I blink rapidly, stunned, wanting to facepalm. The reason everyone seems keyed up, amped up, it isn’t just that the battles are beginning to commence, it’s that the mountain itself causes people to feel, or seek solace. It’s a domain of comfort, to try to shelter those away from—. Well, I feel a little less negatively than I thought I should feel about myself. Now I have two reasons to second guess myself about everything I feel though. Things that mess with one’s mind are—.

Prinrin offers up, “Oh no no love, nothing like that. It warms the heart, and soothes the soul. It just might do that a bit stronger after performing an act of solace, which, well, feels good to begin with, so simply feels better. Though I suppose, if one starts to crave that extra little warmth and love, I do suppose I could see how one might feel like it messed with their mind. Oh we’re beginning to circle now, Lady Kinzul’s finding the exact right drop point for us.”

Telepathically I call out, “Prinny, please stay safe. You’re simply wonderful. I know you’re one of our best combatants, but if you at all think you might need the slightest of help to be able to make it home safely, please, please call out to me. I, I hope that isn’t insulting. I’m sorry.”

Responding jovially, Prinny consoles me, “Of course not Schism dear, you cutie, your concern warms my heart.
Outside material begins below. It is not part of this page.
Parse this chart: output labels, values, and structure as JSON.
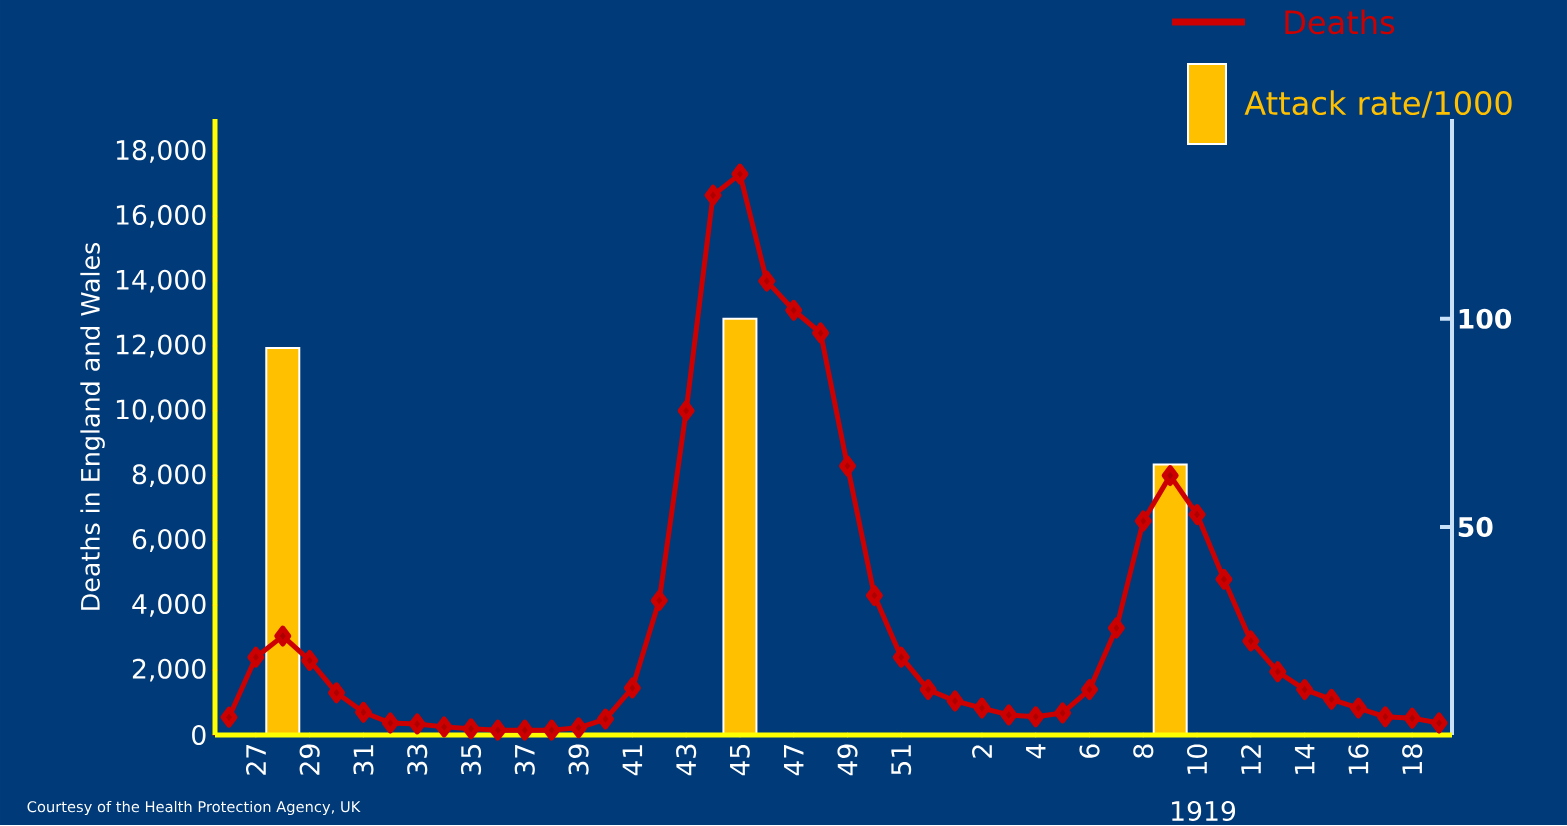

The same for you love. We both have reasons to make it home. Let’s both do our best now, eh?”

Nodding to Prinny, knowing we won’t be accidentally talking about any of her secrets after this point, I let back down my walls to my inner circle. I gaze downward as an entire mile deep bank of acid clouds roils and thunders beneath us. There are swirling vortexes, that would likely trap any dragon smaller or weaker than Kinzul, and possibly send even someone as majestic as Kinzul crashing to the ground.

Thinking out loud to my loved ones, which, yes, includes Kinzul and Prinny, I request, “Let’s strategize.”